Building Apache Parquet with Docker.
I wanted to build jars for parquet-cli
and parquet-tools
on Gentoo.
The upstream documentation is wrong and is also Debian specific.
george@george:~/docker-parquet-mr$ docker build -t parquet-mr .
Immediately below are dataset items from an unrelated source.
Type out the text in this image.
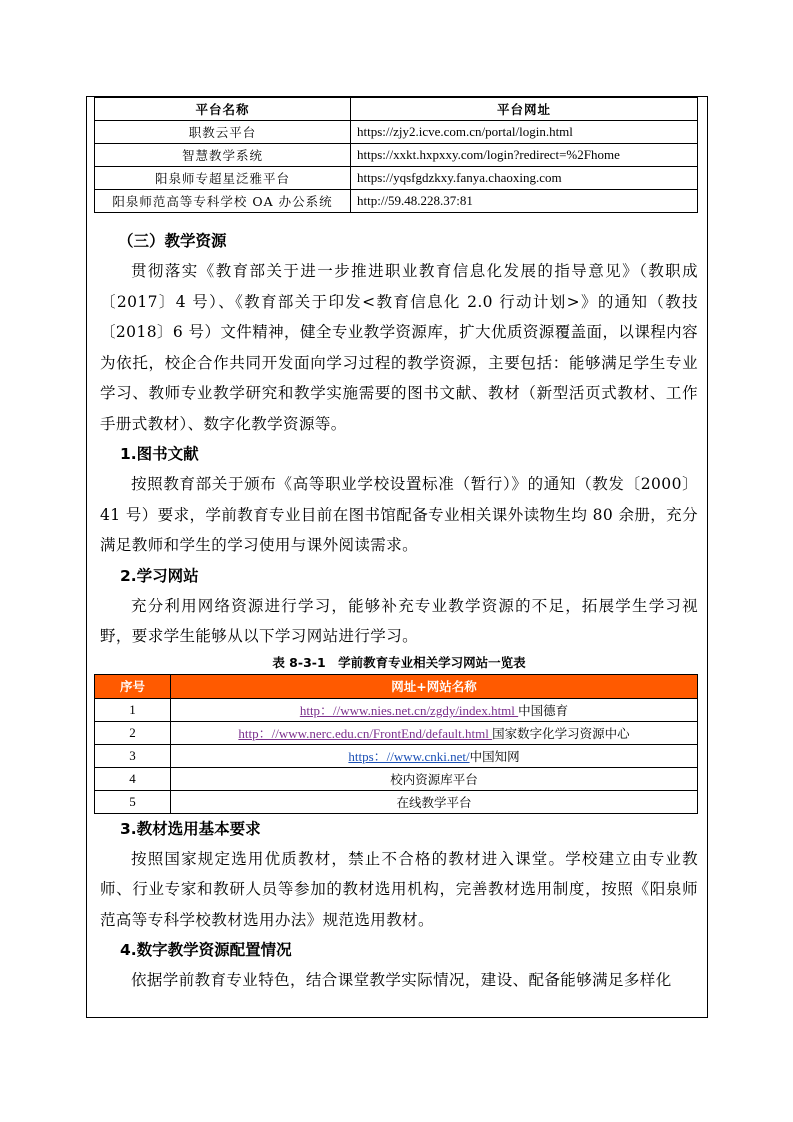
平台名称	平台网址
职教云平台	https://zjy2.icve.com.cn/portal/login.html
智慧教学系统	https://xxkt.hxpxxy.com/login?redirect=%2Fhome
阳泉师专超星泛雅平台	https://yqsfgdzkxy.fanya.chaoxing.com
阳泉师范高等专科学校 OA 办公系统	http://59.48.228.37:81
（三）教学资源

贯彻落实《教育部关于进一步推进职业教育信息化发展的指导意见》（教职成〔2017〕4 号）、《教育部关于印发<教育信息化 2.0 行动计划>》的通知（教技〔2018〕6 号）文件精神，健全专业教学资源库，扩大优质资源覆盖面，以课程内容为依托，校企合作共同开发面向学习过程的教学资源，主要包括：能够满足学生专业学习、教师专业教学研究和教学实施需要的图书文献、教材（新型活页式教材、工作手册式教材）、数字化教学资源等。

1.图书文献

按照教育部关于颁布《高等职业学校设置标准（暂行）》的通知（教发〔2000〕41 号）要求，学前教育专业目前在图书馆配备专业相关课外读物生均 80 余册，充分满足教师和学生的学习使用与课外阅读需求。

2.学习网站

充分利用网络资源进行学习，能够补充专业教学资源的不足，拓展学生学习视野，要求学生能够从以下学习网站进行学习。

表 8-3-1　学前教育专业相关学习网站一览表
序号	网址+网站名称
1	http：//www.nies.net.cn/zgdy/index.html 中国德育
2	http：//www.nerc.edu.cn/FrontEnd/default.html 国家数字化学习资源中心
3	https：//www.cnki.net/中国知网
4	校内资源库平台
5	在线教学平台
3.教材选用基本要求

按照国家规定选用优质教材，禁止不合格的教材进入课堂。学校建立由专业教师、行业专家和教研人员等参加的教材选用机构，完善教材选用制度，按照《阳泉师范高等专科学校教材选用办法》规范选用教材。

4.数字教学资源配置情况

依据学前教育专业特色，结合课堂教学实际情况，建设、配备能够满足多样化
You can also pass --build-arg PROTOBUF_VERSION 3.2.0
and/or
--build-arg THRIFT_VERSION 0.9.3
if you prefer other versions.
Extracting the jars:
george@george:~$ docker run -d --name parquet-mr parquet-mr sleep 3600
george@george:~$ docker cp parquet-mr:/parquet-mr/parquet-cli/target/parquet-cli-1.10.1-SNAPSHOT-runtime.jar ./
george@george:~$ docker cp parquet-mr:/parquet-mr/parquet-tools/target/parquet-tools-1.10.1-SNAPSHOT.jar ./
george@george:~$ docker rm -f parquet-mr
george@george:~$ java -jar parquet-tools-1.10.1-SNAPSHOT.jar --help
george@george:~$ java -jar parquet-tools-1.10.1-SNAPSHOT.jar schema 'local-file.parquet'
george@george:~$ hadoop-3.1.0/bin/hadoop jar parquet-tools-1.10.1-SNAPSHOT.jar schema 'hdfs://server/remote-file.parquet'
george@george:~$ hadoop-3.1.0/bin/hadoop jar parquet-cli-1.10.1-SNAPSHOT-runtime.jar org.apache.parquet.cli.Main --help
george@george:~$ hadoop-3.1.0/bin/hadoop jar parquet-cli-1.10.1-SNAPSHOT-runtime.jar org.apache.parquet.cli.Main schema 'local-file.parquet'
george@george:~$ hadoop-3.1.0/bin/hadoop jar parquet-cli-1.10.1-SNAPSHOT-runtime.jar org.apache.parquet.cli.Main schema 'hdfs://server/remote-file.parquet'